George Romero roteiriza um finado Brasil



Nesse Dia de Finados, me lembrei do "papa" dos mortos-vivos no cinema, George Romero.


Quando do desbarato da contracultura pela guerra do Vietnã, Romero levantou a bola de nossas fobias mais primitivas. A saber: racismo, desigualdades de classe, distúrbios civis, o colapso do núcleo familiar, o medo cristão do juízo final.


Cultor do terror como veículo de questões subjacentes, seus monstros eram o grande mal-estar urbano carregados de tintas sociais.


O cineasta ampliou a questão ancestral do cinema fantástico, que, até à época, era muito metafísico. O cara me vem e mete questões de ordem social, angústias mil e indagações terrenas.



Seu A Noite dos Mortos-Vivos (1968), deveria ser um filme derrotado pelo tempo. A revolução, ideia tão presente nos anos 60, tornou-se uma quimera ou uma ruína, conforme o gosto do freguês.


Mas o personagem negro criado por Romero não se pergunta tanto sobre a revolução como sobre si mesmo. É como se indagasse "quem sou eu?", em meio ao caos apocalíptico que o cerca. E isso vale para qualquer um, em qualquer tempo.

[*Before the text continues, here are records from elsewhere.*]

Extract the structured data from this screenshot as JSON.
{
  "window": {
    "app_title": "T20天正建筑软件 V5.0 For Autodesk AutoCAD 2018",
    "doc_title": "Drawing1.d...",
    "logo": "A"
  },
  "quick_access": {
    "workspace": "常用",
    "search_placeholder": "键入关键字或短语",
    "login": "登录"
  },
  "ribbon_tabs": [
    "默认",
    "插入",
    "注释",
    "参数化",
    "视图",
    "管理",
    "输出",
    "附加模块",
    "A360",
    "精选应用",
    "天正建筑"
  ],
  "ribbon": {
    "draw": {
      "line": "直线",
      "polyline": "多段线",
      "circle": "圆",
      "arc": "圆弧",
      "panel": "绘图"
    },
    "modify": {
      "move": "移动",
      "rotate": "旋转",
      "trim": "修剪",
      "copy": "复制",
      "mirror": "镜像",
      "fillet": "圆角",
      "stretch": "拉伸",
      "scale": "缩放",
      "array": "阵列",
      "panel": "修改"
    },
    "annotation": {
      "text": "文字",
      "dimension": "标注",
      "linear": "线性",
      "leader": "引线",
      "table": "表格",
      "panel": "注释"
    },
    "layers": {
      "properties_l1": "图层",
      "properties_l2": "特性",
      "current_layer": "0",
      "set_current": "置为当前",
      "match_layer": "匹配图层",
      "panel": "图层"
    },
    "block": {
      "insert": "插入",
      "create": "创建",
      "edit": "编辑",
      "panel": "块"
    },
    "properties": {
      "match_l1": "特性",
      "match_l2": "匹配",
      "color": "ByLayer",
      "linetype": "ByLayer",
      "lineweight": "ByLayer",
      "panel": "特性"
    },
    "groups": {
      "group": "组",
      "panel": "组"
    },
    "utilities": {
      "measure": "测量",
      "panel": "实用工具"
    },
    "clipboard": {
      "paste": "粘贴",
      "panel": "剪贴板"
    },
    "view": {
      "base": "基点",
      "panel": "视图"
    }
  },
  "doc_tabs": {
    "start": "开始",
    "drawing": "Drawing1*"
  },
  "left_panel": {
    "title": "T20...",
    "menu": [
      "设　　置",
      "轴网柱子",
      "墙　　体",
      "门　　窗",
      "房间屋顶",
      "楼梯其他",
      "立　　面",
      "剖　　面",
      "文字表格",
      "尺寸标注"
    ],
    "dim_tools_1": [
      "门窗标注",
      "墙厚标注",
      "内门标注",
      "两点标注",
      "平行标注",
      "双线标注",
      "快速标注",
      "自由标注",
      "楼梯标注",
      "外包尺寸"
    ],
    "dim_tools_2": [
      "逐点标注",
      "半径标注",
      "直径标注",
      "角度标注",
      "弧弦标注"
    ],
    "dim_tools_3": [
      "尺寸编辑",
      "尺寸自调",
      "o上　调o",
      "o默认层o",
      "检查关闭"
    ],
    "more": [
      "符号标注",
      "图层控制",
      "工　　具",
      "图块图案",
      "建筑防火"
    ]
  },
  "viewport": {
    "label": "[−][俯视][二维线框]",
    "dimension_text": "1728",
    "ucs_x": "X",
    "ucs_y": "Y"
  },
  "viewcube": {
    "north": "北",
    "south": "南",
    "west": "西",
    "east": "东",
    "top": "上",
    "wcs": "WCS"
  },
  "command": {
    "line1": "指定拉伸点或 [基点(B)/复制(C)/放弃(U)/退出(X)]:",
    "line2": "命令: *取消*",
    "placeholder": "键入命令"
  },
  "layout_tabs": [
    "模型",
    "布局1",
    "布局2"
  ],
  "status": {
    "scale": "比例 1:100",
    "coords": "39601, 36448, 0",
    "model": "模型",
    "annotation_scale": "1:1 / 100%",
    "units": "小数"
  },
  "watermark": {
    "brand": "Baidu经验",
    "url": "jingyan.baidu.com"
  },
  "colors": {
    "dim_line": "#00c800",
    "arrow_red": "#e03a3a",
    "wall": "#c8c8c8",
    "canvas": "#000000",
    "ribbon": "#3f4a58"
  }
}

No Dicionário de Cinema, Jean Tulard diz que A Noite dos Mortos-Vivos colocou Romero no interior do “restrito círculo dos mestres de horror”. E acrescenta que ele conseguiu tornar verossímil a velha história de ressuscitados graças ao “contexto neorrealista”. O terror para Romero era assim mesmo, político.


Seu filme seguinte foi Despertar dos Mortos (1978), cujo tema era a sociedade de consumo, em pleno desbarato de lojas de titânicas como a Sears. Em Dia dos Mortos, (1986), o cineasta nos alertava para os germens do totalitarismo.



Romero, nessa primeira leva de filmes (ele viria a produzir tantos outros) mostra que terror não é apenas gritos e pulos e que pode haver reflexão.


O cineasta inaugurou um gênero que arrasta seguidores e gerou produtos de estrondoso sucesso, como a série The Walking Dead - um fenômeno.


O Brasil, se roteirizado por ele, teriam os mesmos párias engessados em capitalismo selvagem, bárbaro & nosso que, de andar claudicante, gemeriam errantes e famintos não apenas por carne humana, mas agora também por ossos.


O pobre, nessa nossa agonia tropical, não é mais chamado de faminto, mas de zumbi.


Romero já morreu, mas as suas questões ainda "vagam" por aí.